If you take one part text adventure, one part turn-based strategy, and one part real-time strategy, you have the components of King Arthur 2: The Role-Playing Wargame (KA2). You can immerse yourself in the rich storytelling and quests scattered throughout the campaign map, or command your soldiers in epic battles against enemy armies and fantastic monsters. The lack of depth in the strategy element for a game of this size and scope will leave players unsatisfied.
The story picks up where the first King Arthur game left off. All is not well in the world of Camelot. You do not play as King Arthur, as he is known as the ‘maimed king’ in this tale, and it is up to you to reunite the realm through your choice of diplomacy, force, or a combination of both. Most of the game takes place on an overworld map of England. You control your hero and move him around the map, engaging in quests and battles, all while managing your kingdom. The role playing aspect of KA2 sets it apart from other strategy games, as the time spent preparing for battle is more rewarding than fighting the battles themselves.
The fully narrated quests in King Arthur 2 are engaging choose your own adventure stories.
Most of the quests come in the form of a Dungeons and Dragons choose your own adventure. Every line of text was well written and narrated perfectly which made each quest interesting. Although engaging, most of the quests were nothing more than a series of multiple choice questions that resulted in pre-determined outcomes that affected your diplomatic standing with other factions on the map. Your decisions would settle a kingdom problem here, establish alliance there, or some lead to inevitable battles. Each choice would bring a different reward or consequence and give you some context as to why it happened. While on one quest I talked smack to a neighboring province, but since I managed to drive out an invading army of Picts (see: Barbarians) they forgot the conversation even happened. I enjoyed doing many of the ‘quests’ but no amount of diplomacy, subterfuge, and espionage could shake the feeling that these decisions were not having a huge impact on my game.

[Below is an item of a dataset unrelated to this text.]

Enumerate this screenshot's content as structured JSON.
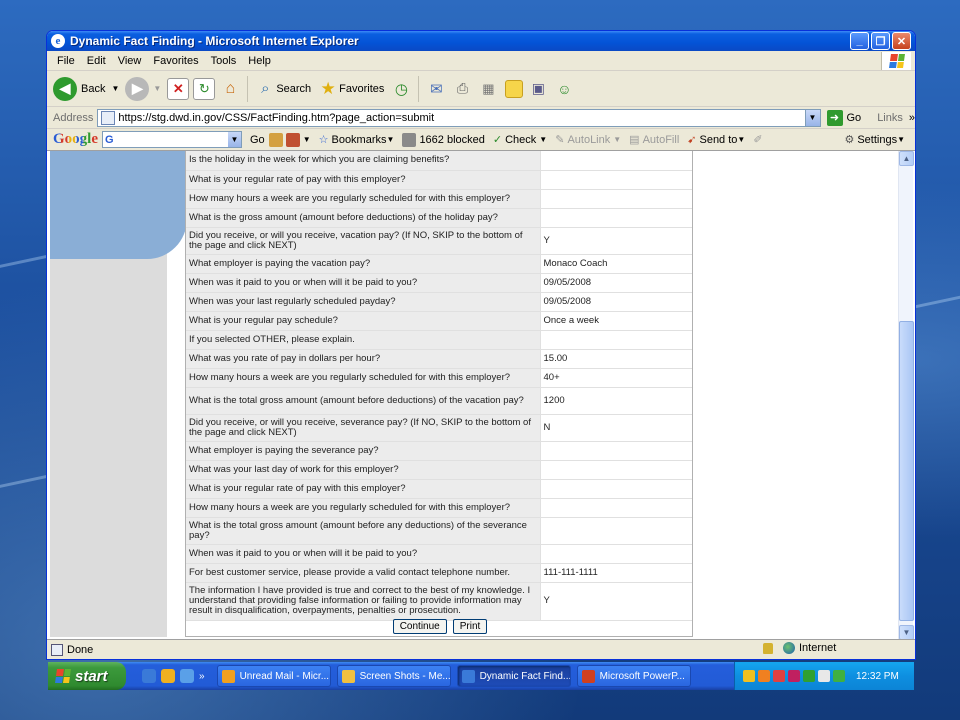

Where where the game started to fall apart for me was in the RTS battles. I’m all for using good ideas and paying homage to other games, but KA2 blatantly ripped off and bastardized the the Total War battle system. Like any other real time strategy game, you begin each battle with opposing armies on either side the map, but no amount of planning or strategizing could save my frustration. I have played my fair share of RTS, and would like to think of myself as some sort of new age Napoleon, but as soon as I hit ‘Start Battle’, everything in the game went to hell. Between the terrible AI and the punishing difficulty of KA2, I felt like no choice I made was a smart one and my best option was to always charge at full speed towards the enemy. What added to my frustration was including spells in the combat. As I marched my units across the battlefield like the diligent commander I am, my troops were reduced to shambles as lightning bolts, fireballs, and clouds of pestilence rained down from the sky. Every battle came down to who brought the bigger stick to the fight. No amount of outsmarting or outmaneuvering had any impact on the outcome. The bigger, badder army always won. Creating a unique strategy experience is one thing, but when a strategy game requires no tactics it leaves something to be desired. Thankfully you have the option to simulate the battle, and I eventually opted for this after many frustrating battles that tested my sanity.
The battle system takes a page out of the Total War series.
The visuals of the map, units, and ambient creatures sucked me right into the world and helped keep me interested when the game started to drag. Throughout my 20 hours in the campaign not once did I ever feel that the visuals were lacking, but I couldn’t help but feel that the game tried to do too much. The campaign is not challenging or strategic, and you simply follow the linear path of quests and battles. The kingdom management is interesting but strange, as the AI would march a weak army to random locations with no hope of defeating any of my characters. The battles are frustrating, mostly because a more difficult enemy does not mean they are smarter but simply tougher...and forget about tactics, because the bigger army is always sure to win. King Arthur 2 is a definite improvement over its predecessor as it streamlines many of the real time strategy features and simplifies much of the kingdom management. It makes the game more accessible for new players, but takes away from the strategy and depth that many veterans of the genre will be accustomed to. The linear campaign and battle system made for a disappointing experience, but the storytelling and and questing were some of the redeeming qualities. The role playing is an interesting way to shake things up in a strategy game, and this game could have been awesome, but it came out undercooked with too many ingredients. King Arthur 2 is a great way to dive into the mythos and lore, but the flaws make it stumble far too often to have any sort of payoff.